MOI
AUSSI, JE SUIS CATHERINE DENEUVE
Article
publié dans la Lettre n° 257
MOI AUSSI, JE SUIS CATHERINE DENEUVE
de Pierre Notte. Mise en scène Jean-Claude Cotillard avec Zazie
Delem, Juliette Coulon, Charlotte Laemmel, Romain Apelbaum.
La cuisine, lieu de passage et de discussions privilégié du foyer,
est devenu le centre de cette famille en pleine crise. La mère,
autrefois chanteuse, se souvient avec amertume du temps où elle
était belle, chanteuse populaire caressée par la gloire. Le père
est parti abriter sa vie sous un ciel plus clément, il ne reviendra
pas. Le fils aîné est à Bordeaux mais son absence ne change rien.
Lorsqu’il est là, il ne dit rien si ce n’est corriger les fautes
de français de sa mère. Pour les deux filles, le problème est plus
épineux : Geneviève a décidé de se prendre pour Catherine Deneuve
et la mère n’aura d’autre ressource que de s’adresser à elle en
l’appelant Catherine, si elle souhaite capter son attention. Marie,
la plus jeune, passe ses journées dans la cave à chanter, diva solitaire
dans « son petit cabaret », quand elle ne se coupe pas les
bras au rasoir, rien que pour observer le sillon d’où le sang s’échappe.
La mère ne comprend plus ses filles, Geneviève ne supporte plus
sa mère, Marie est dans son propre monde et le fils est absent ....
La plupart des familles ont un grain de folie. D’autres, plus normales,
ont leur canard boiteux qu’elles observent avec autant de stupeur
que d’impuissance. Mais cette famille-là cumule.

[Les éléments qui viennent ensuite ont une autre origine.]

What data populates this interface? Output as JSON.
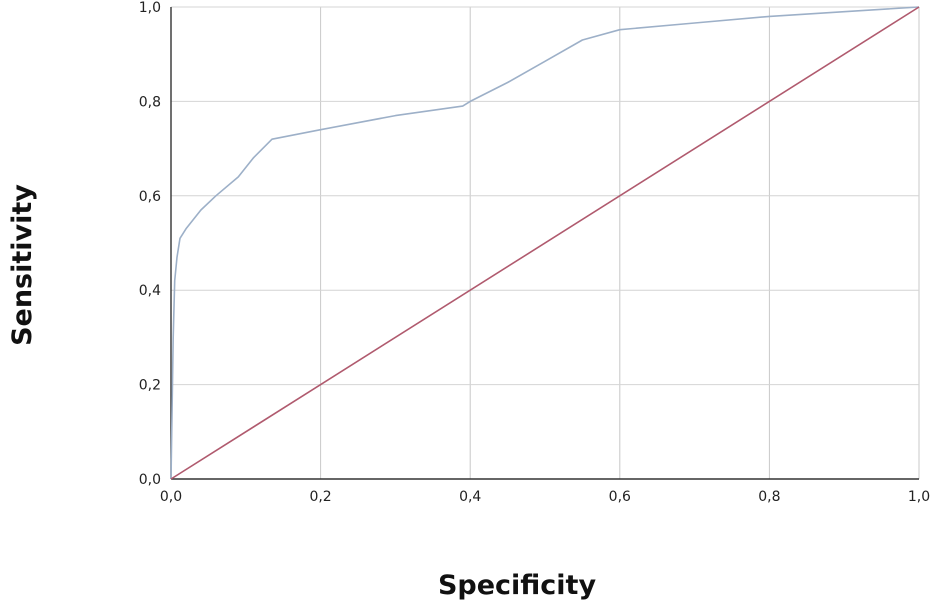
{
  "chart_data": {
    "type": "line",
    "xlabel": "Specificity",
    "ylabel": "Sensitivity",
    "xlim": [
      0,
      1
    ],
    "ylim": [
      0,
      1
    ],
    "x_ticks": [
      "0,0",
      "0,2",
      "0,4",
      "0,6",
      "0,8",
      "1,0"
    ],
    "y_ticks": [
      "0,0",
      "0,2",
      "0,4",
      "0,6",
      "0,8",
      "1,0"
    ],
    "grid": true,
    "legend": "none",
    "series": [
      {
        "color": "#9db0c8",
        "x": [
          0,
          0.003,
          0.005,
          0.008,
          0.012,
          0.02,
          0.04,
          0.06,
          0.09,
          0.11,
          0.135,
          0.2,
          0.3,
          0.39,
          0.4,
          0.45,
          0.5,
          0.55,
          0.6,
          0.7,
          0.8,
          0.9,
          1.0
        ],
        "y": [
          0,
          0.3,
          0.42,
          0.47,
          0.51,
          0.53,
          0.57,
          0.6,
          0.64,
          0.68,
          0.72,
          0.74,
          0.77,
          0.79,
          0.8,
          0.84,
          0.885,
          0.93,
          0.952,
          0.966,
          0.98,
          0.99,
          1.0
        ]
      },
      {
        "color": "#b05a6e",
        "x": [
          0,
          1
        ],
        "y": [
          0,
          1
        ]
      }
    ]
  }
}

La folie douce
devient délire.
Pierre Notte écrit pour le théâtre depuis une quinzaine d’années.
Il est aussi l’auteur de recueils de poésies, de photos, de romans
et son activité de journaliste vient parfaire ce parcours éclectique.
Les scènes de la vie de famille restent la cible privilégiée de
nombreux auteurs mais Pierre Notte a une façon aussi personnelle
qu’originale de traiter le sujet. Il qualifie lui-même sa pièce
de « véritable farce méchante », on ne peut mieux dire. Le
désespoir qui s’empare de ses personnages aurait pu faire une tragédie,
il se tourne résolument vers la comédie noire, où les dialogues,
d’une délirante férocité, sont contrebalancés par des chansons douces,
dont il a lui-même composé la musique. Jean-Claude Cotillard, dans
sa mise en scène, exploite à fond la curieuse transition entre la
violence des dialogues et l’émotion émanant de ces chansons qui
viennent s’insérer comme un baume. Il est secondé par un décor judicieusement
agencé, changé à vue par les comédiens, où la table de cuisine joue
un rôle d’une déconcertante drôlerie, tout comme les accessoires
que brandissent quatre comédiens époustouflants, Zazie Delem, en
tête, mère absolument hallucinante. Ce n’est pas tant le sujet mais
la désopilante originalité avec laquelle il est traité, que ses
paires ont sans doute voulu récompenser en lui décernant le Molière
du meilleur spectacle privé. Théâtre Pépinière-Opéra 2e.